Il presidente francese Emmanuel Macron e quello algerino Abdelmadjid Tebboune al G7 organizzato in Puglia nell’agosto del 2024 (Christopher Furlong/Getty Images)

Oltre alle squadre si sono fatti sentire due ex calciatori del PSG, di cui peraltro Gleizes è tifoso: il brasiliano Raí e l’allenatore Jean-Marc Pilorget. Per una squadra di calcio prendere posizione è relativamente semplice – Gleizes è dell’ambiente e le accuse nei suoi confronti sono risibili – ma per i singoli calciatori o ex calciatori è più complicato, dato che hanno un pubblico che va oltre quello della propria tifoseria. Su Ultimo Uomo il ricercatore Ayan Meer ha notato che finora non si sono espressi sul caso i due personaggi più famosi legati in qualche modo alla regione cabila nel mondo del calcio: Zinedine Zidane, nato in una famiglia cabila, e Kylian Mbappé, la cui madre è cabila.

Il presidente della Repubblica francese Emmanuel Macron ha invece parlato di «profonda inquietudine» per la situazione di Gleizes, e il ministro dell’Interno Laurent Nuñez ha detto a France 2 che sta continuando a negoziare la sua liberazione con l’Algeria.

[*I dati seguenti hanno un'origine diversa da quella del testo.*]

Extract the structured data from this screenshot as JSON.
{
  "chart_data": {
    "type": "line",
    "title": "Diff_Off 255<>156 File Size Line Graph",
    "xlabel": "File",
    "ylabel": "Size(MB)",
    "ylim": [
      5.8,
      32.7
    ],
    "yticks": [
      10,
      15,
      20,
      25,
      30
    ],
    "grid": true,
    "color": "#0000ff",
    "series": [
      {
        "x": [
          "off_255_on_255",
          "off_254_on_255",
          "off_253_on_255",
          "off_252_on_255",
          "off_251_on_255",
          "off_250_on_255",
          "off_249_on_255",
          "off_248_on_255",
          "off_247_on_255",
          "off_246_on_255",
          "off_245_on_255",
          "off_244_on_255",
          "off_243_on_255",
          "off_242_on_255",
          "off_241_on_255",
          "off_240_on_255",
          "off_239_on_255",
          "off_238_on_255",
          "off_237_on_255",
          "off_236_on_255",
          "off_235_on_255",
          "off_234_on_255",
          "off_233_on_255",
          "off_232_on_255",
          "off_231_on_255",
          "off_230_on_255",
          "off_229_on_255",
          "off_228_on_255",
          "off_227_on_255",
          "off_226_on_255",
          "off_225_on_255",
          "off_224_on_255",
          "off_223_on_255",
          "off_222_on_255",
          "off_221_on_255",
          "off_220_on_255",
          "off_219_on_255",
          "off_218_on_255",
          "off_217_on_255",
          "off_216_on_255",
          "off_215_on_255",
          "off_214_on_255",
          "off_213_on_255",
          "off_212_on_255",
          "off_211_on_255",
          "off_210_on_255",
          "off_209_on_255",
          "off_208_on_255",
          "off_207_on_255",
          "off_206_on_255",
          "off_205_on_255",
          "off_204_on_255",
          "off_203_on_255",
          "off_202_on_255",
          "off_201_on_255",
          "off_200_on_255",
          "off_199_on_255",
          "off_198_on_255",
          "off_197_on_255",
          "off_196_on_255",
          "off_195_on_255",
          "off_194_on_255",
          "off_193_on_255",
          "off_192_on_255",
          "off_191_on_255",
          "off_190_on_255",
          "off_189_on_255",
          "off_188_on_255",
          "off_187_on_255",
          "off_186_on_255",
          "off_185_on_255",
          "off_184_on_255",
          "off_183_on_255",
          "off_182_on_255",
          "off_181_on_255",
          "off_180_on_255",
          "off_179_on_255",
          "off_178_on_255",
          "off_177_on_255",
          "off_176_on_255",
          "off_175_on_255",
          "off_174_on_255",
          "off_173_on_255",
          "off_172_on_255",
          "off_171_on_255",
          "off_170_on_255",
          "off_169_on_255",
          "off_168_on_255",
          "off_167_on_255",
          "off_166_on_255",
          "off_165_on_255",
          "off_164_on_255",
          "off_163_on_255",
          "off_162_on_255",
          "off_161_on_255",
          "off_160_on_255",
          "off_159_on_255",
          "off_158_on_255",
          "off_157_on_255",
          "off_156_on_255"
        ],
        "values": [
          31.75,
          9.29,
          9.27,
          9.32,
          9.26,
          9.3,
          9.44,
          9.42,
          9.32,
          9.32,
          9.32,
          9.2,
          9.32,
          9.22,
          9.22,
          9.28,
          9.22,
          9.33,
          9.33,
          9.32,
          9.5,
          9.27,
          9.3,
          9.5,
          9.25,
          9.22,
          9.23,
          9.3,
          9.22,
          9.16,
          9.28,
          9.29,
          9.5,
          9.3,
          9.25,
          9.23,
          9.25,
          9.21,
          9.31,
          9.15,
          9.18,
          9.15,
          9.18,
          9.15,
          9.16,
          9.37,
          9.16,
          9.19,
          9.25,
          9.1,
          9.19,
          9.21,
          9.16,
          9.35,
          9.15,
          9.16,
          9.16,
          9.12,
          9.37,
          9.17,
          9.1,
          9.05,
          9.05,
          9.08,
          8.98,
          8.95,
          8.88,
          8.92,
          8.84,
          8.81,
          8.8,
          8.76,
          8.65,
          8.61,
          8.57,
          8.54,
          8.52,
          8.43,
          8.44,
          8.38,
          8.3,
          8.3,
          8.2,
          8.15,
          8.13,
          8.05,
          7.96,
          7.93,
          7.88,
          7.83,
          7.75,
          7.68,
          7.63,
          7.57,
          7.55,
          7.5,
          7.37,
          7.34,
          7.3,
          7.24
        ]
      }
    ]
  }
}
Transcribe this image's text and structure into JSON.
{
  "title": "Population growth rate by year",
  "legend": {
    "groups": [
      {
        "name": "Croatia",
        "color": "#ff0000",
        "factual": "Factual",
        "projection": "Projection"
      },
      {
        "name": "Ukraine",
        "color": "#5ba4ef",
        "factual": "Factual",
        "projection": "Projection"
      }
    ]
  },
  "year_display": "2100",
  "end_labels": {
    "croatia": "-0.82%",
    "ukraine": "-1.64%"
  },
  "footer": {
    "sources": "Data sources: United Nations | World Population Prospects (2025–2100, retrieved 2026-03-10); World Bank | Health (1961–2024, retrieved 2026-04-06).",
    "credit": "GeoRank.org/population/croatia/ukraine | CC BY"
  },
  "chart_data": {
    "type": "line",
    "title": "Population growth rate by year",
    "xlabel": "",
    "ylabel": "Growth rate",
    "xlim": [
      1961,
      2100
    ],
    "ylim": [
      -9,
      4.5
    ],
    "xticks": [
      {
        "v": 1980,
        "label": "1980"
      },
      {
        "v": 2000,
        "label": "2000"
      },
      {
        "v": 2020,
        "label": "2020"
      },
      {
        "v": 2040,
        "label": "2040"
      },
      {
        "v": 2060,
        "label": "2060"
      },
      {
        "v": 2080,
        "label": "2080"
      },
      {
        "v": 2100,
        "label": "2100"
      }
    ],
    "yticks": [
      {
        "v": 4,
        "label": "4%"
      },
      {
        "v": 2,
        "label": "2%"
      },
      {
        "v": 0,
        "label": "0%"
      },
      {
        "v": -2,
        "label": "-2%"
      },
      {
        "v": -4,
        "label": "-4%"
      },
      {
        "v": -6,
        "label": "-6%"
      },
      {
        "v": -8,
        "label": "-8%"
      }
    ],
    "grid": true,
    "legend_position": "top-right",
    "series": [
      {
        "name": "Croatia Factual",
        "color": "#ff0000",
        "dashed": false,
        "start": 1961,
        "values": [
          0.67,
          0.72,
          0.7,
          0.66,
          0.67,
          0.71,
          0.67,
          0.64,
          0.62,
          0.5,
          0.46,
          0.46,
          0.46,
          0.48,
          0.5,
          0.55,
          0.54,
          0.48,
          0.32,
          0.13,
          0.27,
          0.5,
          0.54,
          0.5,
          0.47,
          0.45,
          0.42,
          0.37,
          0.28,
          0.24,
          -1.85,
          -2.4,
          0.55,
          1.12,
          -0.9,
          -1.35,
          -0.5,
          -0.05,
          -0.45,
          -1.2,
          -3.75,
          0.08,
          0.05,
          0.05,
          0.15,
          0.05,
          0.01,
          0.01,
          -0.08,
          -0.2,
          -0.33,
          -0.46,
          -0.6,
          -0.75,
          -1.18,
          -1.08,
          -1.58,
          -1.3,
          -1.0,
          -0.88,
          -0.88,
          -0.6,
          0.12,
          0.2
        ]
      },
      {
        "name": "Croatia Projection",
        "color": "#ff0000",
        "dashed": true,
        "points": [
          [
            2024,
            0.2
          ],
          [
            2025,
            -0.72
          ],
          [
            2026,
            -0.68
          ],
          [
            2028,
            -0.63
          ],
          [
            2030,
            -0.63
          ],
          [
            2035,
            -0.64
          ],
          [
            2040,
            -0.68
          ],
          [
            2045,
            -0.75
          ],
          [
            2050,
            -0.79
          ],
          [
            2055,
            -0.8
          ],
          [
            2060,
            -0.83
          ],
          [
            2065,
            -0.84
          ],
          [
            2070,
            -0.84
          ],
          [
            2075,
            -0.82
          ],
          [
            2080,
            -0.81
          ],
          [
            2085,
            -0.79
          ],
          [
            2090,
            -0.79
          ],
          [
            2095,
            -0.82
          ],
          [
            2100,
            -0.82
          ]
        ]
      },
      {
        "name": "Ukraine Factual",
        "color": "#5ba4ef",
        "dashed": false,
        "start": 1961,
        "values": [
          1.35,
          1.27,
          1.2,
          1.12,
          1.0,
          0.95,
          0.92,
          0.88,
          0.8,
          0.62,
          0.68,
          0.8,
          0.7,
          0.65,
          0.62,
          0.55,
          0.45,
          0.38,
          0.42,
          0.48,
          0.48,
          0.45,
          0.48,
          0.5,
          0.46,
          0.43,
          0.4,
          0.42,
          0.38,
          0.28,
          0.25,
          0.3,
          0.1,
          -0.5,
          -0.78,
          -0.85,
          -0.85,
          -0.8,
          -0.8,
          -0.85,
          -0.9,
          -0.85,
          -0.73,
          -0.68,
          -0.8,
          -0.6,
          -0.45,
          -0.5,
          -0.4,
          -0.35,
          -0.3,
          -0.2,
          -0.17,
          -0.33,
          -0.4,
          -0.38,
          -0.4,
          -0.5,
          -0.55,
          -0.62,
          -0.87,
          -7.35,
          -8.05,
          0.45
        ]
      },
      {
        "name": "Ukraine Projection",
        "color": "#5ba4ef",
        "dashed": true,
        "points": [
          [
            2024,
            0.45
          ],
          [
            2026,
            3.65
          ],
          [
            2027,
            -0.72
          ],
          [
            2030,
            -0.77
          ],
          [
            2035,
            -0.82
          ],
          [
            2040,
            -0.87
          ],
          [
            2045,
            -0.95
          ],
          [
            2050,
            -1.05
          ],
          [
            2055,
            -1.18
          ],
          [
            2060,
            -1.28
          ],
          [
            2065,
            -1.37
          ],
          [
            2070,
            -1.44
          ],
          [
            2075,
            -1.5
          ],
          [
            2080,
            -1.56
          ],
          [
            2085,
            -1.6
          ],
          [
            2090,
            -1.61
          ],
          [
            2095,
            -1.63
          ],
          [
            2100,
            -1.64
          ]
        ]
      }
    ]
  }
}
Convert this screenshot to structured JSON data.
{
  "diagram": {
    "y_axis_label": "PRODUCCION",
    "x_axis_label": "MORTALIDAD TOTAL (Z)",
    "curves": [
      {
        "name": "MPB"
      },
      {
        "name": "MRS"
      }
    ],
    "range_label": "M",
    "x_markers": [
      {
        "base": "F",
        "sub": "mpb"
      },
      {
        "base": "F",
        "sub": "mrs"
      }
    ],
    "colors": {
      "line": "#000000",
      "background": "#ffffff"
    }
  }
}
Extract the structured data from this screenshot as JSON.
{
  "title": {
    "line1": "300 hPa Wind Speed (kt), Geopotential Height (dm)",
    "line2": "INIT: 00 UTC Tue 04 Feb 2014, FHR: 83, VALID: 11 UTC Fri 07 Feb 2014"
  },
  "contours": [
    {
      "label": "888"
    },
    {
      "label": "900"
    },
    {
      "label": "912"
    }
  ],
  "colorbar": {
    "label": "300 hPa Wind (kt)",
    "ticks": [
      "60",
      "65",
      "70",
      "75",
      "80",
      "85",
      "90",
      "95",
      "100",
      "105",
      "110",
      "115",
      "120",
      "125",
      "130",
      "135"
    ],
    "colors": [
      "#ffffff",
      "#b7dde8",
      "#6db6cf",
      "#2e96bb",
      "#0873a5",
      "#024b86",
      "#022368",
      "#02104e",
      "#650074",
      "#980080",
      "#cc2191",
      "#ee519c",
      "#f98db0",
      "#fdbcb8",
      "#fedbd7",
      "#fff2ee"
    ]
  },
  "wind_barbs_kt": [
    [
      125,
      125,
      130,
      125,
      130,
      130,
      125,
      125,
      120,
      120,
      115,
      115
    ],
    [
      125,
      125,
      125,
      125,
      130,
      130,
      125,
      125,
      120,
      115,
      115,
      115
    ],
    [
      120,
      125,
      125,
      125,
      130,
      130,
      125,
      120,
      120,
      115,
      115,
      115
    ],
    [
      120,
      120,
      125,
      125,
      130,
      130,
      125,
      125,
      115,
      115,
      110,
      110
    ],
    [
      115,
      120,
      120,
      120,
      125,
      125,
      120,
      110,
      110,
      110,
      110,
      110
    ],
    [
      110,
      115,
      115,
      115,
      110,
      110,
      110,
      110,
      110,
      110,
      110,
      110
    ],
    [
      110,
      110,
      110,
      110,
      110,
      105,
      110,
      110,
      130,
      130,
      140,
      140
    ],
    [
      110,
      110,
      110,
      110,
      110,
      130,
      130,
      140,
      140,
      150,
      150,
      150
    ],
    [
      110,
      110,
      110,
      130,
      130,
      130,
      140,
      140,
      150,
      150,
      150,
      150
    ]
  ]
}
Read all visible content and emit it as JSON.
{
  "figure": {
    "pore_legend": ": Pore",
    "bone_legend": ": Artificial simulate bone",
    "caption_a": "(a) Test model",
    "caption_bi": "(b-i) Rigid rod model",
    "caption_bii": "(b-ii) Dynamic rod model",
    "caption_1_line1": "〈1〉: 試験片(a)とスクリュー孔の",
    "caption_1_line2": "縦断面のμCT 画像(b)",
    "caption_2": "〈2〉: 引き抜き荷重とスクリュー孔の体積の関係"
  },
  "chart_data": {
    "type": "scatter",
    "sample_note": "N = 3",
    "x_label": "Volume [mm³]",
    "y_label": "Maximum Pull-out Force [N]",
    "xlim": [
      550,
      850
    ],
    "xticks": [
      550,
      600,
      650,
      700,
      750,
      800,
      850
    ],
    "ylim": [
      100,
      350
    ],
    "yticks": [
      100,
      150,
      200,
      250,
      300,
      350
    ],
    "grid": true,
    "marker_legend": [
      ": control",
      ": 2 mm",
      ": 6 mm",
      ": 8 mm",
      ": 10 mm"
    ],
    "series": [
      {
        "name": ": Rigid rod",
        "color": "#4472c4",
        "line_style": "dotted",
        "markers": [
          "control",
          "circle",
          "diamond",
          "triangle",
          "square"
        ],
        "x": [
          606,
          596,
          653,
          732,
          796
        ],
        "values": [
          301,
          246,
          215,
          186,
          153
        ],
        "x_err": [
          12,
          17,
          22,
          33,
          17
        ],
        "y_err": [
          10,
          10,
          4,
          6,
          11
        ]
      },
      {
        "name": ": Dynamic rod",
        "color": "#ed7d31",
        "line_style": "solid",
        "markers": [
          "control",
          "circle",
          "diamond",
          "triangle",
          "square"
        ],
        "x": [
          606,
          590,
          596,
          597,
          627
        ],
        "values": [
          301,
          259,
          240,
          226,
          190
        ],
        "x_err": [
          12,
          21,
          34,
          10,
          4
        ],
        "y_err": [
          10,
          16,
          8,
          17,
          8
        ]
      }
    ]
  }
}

Domenica 14 dicembre i legali di Gleizes hanno presentato ricorso in Cassazione contro la condanna, mentre sua madre ha ufficialmente chiesto a Tebboune di graziarlo. Al momento però è difficile capire cosa possa succedere, anche perché proprio domenica 14 dicembre il movimento MAK ha simbolicamente proclamato l’indipendenza della Cabilia in una cerimonia tenuta a Parigi, cosa che potrebbe ulteriormente complicare i rapporti fra Francia e Algeria.